It places them into a judgemental category, where they’re ‘never going to be good’, Whereas, in many cases these are countries with a dedicated effort to making things right.
Let’s help them first and foremost, and reward them for those efforts by putting them on a priority list rather than on a risk list.
I think that the EU’s perspective on setting guidelines can be ambitious, but global economic realities complicate things. Besides, if the EU closes its doors, companies could just say ‘Okay, fine. We’ll just go to Brazil or China.’ There has to be a balance. If it’s black and white, as in, ‘this country is bad, because of X, Y or Z’, then what are you going to do with that information? It’s so negative, so counterproductive.

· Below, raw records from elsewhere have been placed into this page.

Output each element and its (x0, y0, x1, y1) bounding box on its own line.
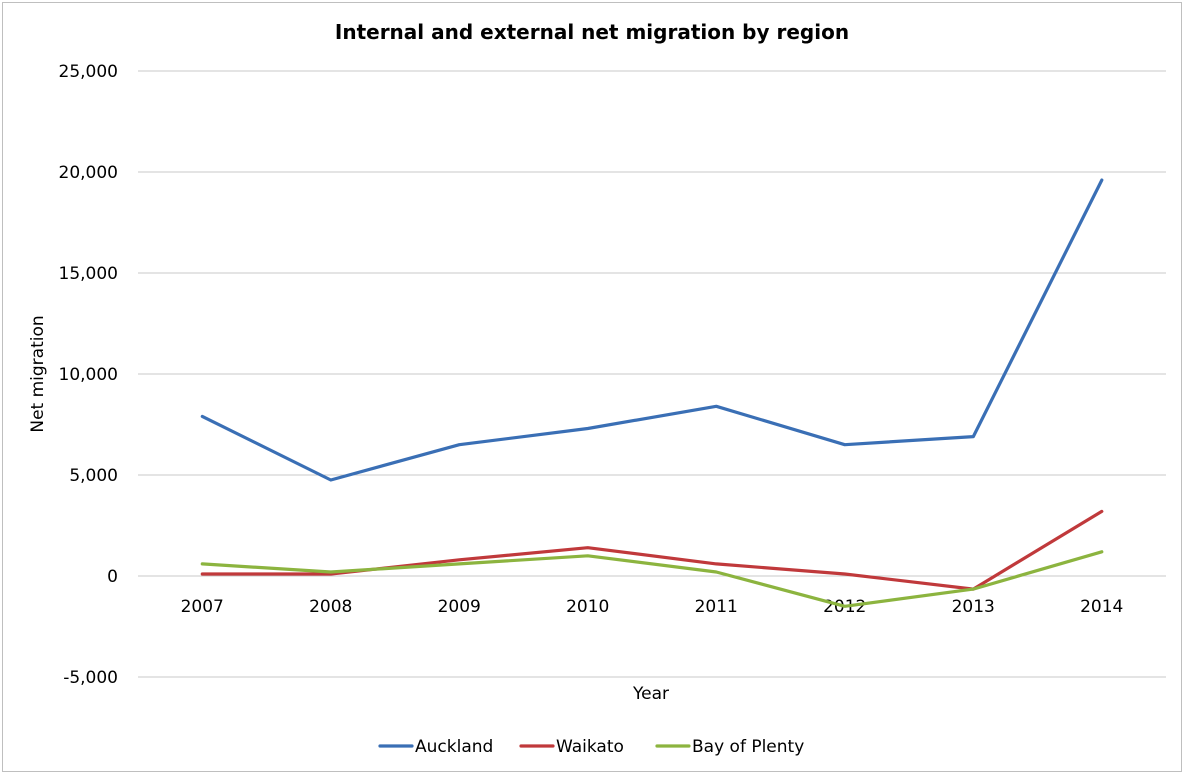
y-tick-label: 20,000 (59, 163, 118, 183)
x-tick-label: 2014 (1080, 597, 1123, 617)
y-tick-label: 5,000 (69, 466, 118, 486)
series-lines (200, 178, 1104, 608)
x-tick-label: 2013 (952, 597, 995, 617)
legend-item: Waikato (519, 737, 624, 757)
y-axis-label: Net migration (28, 315, 48, 432)
y-tick-label: 10,000 (59, 365, 118, 385)
series-line (200, 509, 1104, 591)
chart-title: Internal and external net migration by r… (335, 20, 849, 44)
series-line (200, 178, 1104, 482)
y-tick-label: 25,000 (59, 62, 118, 82)
y-tick-label: 15,000 (59, 264, 118, 284)
series-auckland (200, 178, 1104, 482)
x-tick-label: 2011 (695, 597, 738, 617)
x-axis-label: Year (632, 684, 669, 704)
legend-item: Auckland (378, 737, 493, 757)
series-line (200, 550, 1104, 608)
x-tick-label: 2010 (566, 597, 609, 617)
legend-label: Auckland (415, 737, 493, 757)
legend: Auckland Waikato Bay of Plenty (378, 737, 804, 757)
x-axis-ticks: 2007 2008 2009 2010 2011 2012 2013 2014 (181, 597, 1124, 617)
legend-label: Waikato (556, 737, 624, 757)
series-waikato (200, 509, 1104, 591)
y-tick-label: -5,000 (63, 668, 118, 688)
legend-label: Bay of Plenty (692, 737, 804, 757)
series-bay-of-plenty (200, 550, 1104, 608)
x-tick-label: 2009 (438, 597, 481, 617)
y-axis-ticks: -5,000 0 5,000 10,000 15,000 20,000 25,000 (59, 62, 118, 688)
legend-item: Bay of Plenty (655, 737, 804, 757)
x-tick-label: 2008 (309, 597, 352, 617)
y-tick-label: 0 (107, 567, 118, 587)
gridlines (138, 70, 1166, 678)
x-tick-label: 2007 (181, 597, 224, 617)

And have we checked our own backyard? Are we really that good? Look at deforestation in France. Everyone visits Versailles, but what was there before?
The world we live in is complex, but nothing worth doing is easy. Let’s gather all the smart people in a room, get the info, and take a pragmatic, objective view to understand the problems. Let’s see businesses as part of the solution rather than just the problem we need to address.

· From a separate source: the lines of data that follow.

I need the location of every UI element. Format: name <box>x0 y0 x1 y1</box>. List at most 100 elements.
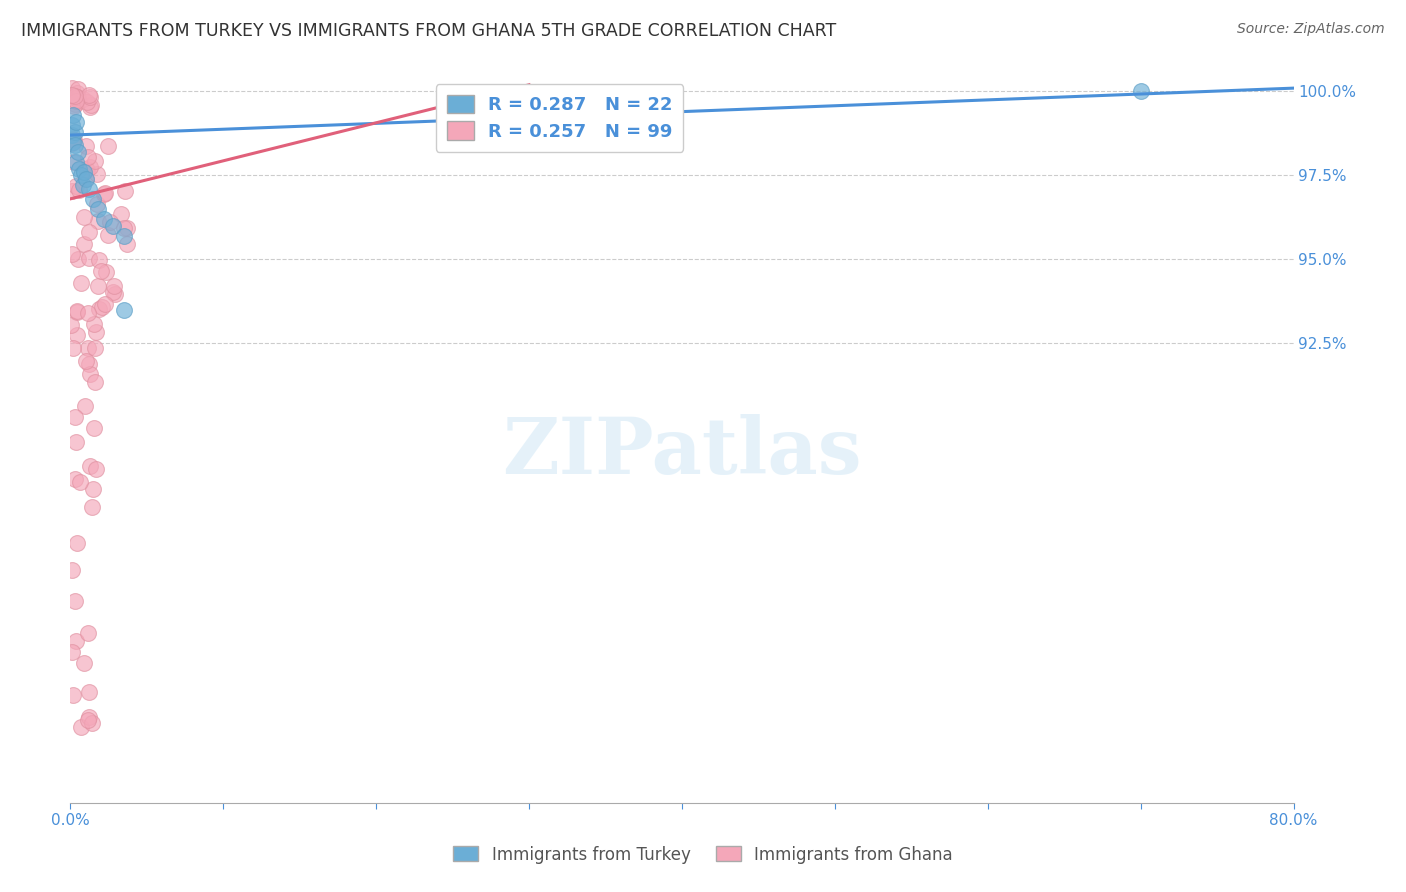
Point <box>112 302 135 317</box>
Point <box>66 86 89 100</box>
Point <box>66 82 89 96</box>
Point <box>62 108 84 122</box>
Point <box>67 94 90 108</box>
Point <box>77 251 100 265</box>
Legend: Immigrants from Turkey, Immigrants from Ghana: Immigrants from Turkey, Immigrants from … <box>447 839 959 871</box>
Point <box>66 252 89 267</box>
Point <box>103 285 125 299</box>
Point <box>110 207 132 221</box>
Point <box>60 88 83 103</box>
Point <box>115 221 138 235</box>
Point <box>63 133 86 147</box>
Point <box>79 685 101 699</box>
Point <box>82 716 104 731</box>
Point <box>101 219 124 233</box>
Point <box>65 94 87 108</box>
Point <box>69 720 91 734</box>
Point <box>66 145 89 159</box>
Point <box>60 318 83 332</box>
Point <box>75 161 97 176</box>
Point <box>87 214 110 228</box>
Point <box>87 302 110 317</box>
Point <box>63 409 86 424</box>
Point <box>69 161 91 176</box>
Point <box>103 279 125 293</box>
Point <box>77 87 100 102</box>
Point <box>63 97 86 112</box>
Point <box>62 688 84 702</box>
Point <box>75 171 97 186</box>
Point <box>84 326 107 340</box>
Point <box>73 165 96 179</box>
Legend: R = 0.287   N = 22, R = 0.257   N = 99: R = 0.287 N = 22, R = 0.257 N = 99 <box>436 84 683 152</box>
Point <box>84 154 107 169</box>
Point <box>65 92 87 106</box>
Point <box>86 197 108 211</box>
Text: ZIPatlas: ZIPatlas <box>502 414 862 490</box>
Point <box>72 178 94 193</box>
Point <box>82 482 104 496</box>
Point <box>65 536 87 550</box>
Point <box>90 264 112 278</box>
Point <box>72 92 94 106</box>
Point <box>97 139 120 153</box>
Point <box>62 132 84 146</box>
Point <box>79 459 101 474</box>
Point <box>60 118 83 132</box>
Point <box>115 237 138 252</box>
Point <box>1129 85 1152 99</box>
Point <box>60 247 83 261</box>
Point <box>65 178 87 193</box>
Point <box>62 341 84 355</box>
Point <box>104 286 127 301</box>
Point <box>63 88 86 103</box>
Point <box>94 297 117 311</box>
Text: Source: ZipAtlas.com: Source: ZipAtlas.com <box>1237 22 1385 37</box>
Point <box>84 462 107 476</box>
Point <box>63 138 86 153</box>
Point <box>79 226 101 240</box>
Point <box>75 353 97 368</box>
Point <box>65 593 87 607</box>
Point <box>75 172 97 186</box>
Point <box>60 128 83 142</box>
Point <box>73 210 96 224</box>
Point <box>73 237 96 252</box>
Point <box>79 710 101 724</box>
Text: IMMIGRANTS FROM TURKEY VS IMMIGRANTS FROM GHANA 5TH GRADE CORRELATION CHART: IMMIGRANTS FROM TURKEY VS IMMIGRANTS FRO… <box>21 22 837 40</box>
Point <box>79 90 101 104</box>
Point <box>69 475 91 490</box>
Point <box>79 367 101 381</box>
Point <box>66 90 89 104</box>
Point <box>65 155 87 169</box>
Point <box>82 192 104 206</box>
Point <box>86 167 108 181</box>
Point <box>60 184 83 198</box>
Point <box>66 328 89 343</box>
Point <box>79 100 101 114</box>
Point <box>76 150 98 164</box>
Point <box>69 276 91 290</box>
Point <box>75 399 97 413</box>
Point <box>87 278 110 293</box>
Point <box>76 163 98 178</box>
Point <box>87 252 110 267</box>
Point <box>77 357 100 371</box>
Point <box>90 300 112 314</box>
Point <box>80 98 103 112</box>
Point <box>77 625 100 640</box>
Point <box>83 421 105 435</box>
Point <box>96 227 118 242</box>
Point <box>67 183 90 197</box>
Point <box>79 160 101 174</box>
Point <box>65 435 87 450</box>
Point <box>73 657 96 671</box>
Point <box>87 202 110 216</box>
Point <box>93 187 115 202</box>
Point <box>94 265 117 279</box>
Point <box>76 713 98 727</box>
Point <box>65 305 87 319</box>
Point <box>76 95 98 110</box>
Point <box>112 228 135 243</box>
Point <box>65 114 87 128</box>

We’ve been engaging extensively with stakeholders who have been, for various reasons, very vocal and critical about our industry. Today, I still feel they have the right to be critical about certain things, but now they’re saying, ‘Here’s how we can improve your forest-positive roadmaps, because these elements are missing’.
There’s an implicit acknowledgment that what we’ve developed isn’t too bad but can always be improved, which we appreciate. This has created a space for a constructive dialogue on making the world a better place for people and planet, with everyone around the table.
Facing a fair amount of constructive criticism is never a bad thing. I really sense things are changing in the right direction, and these Coalitions of Action are not just game-changers for the industry but are also significantly contributing to the Sustainable Development Goals. The clock is ticking.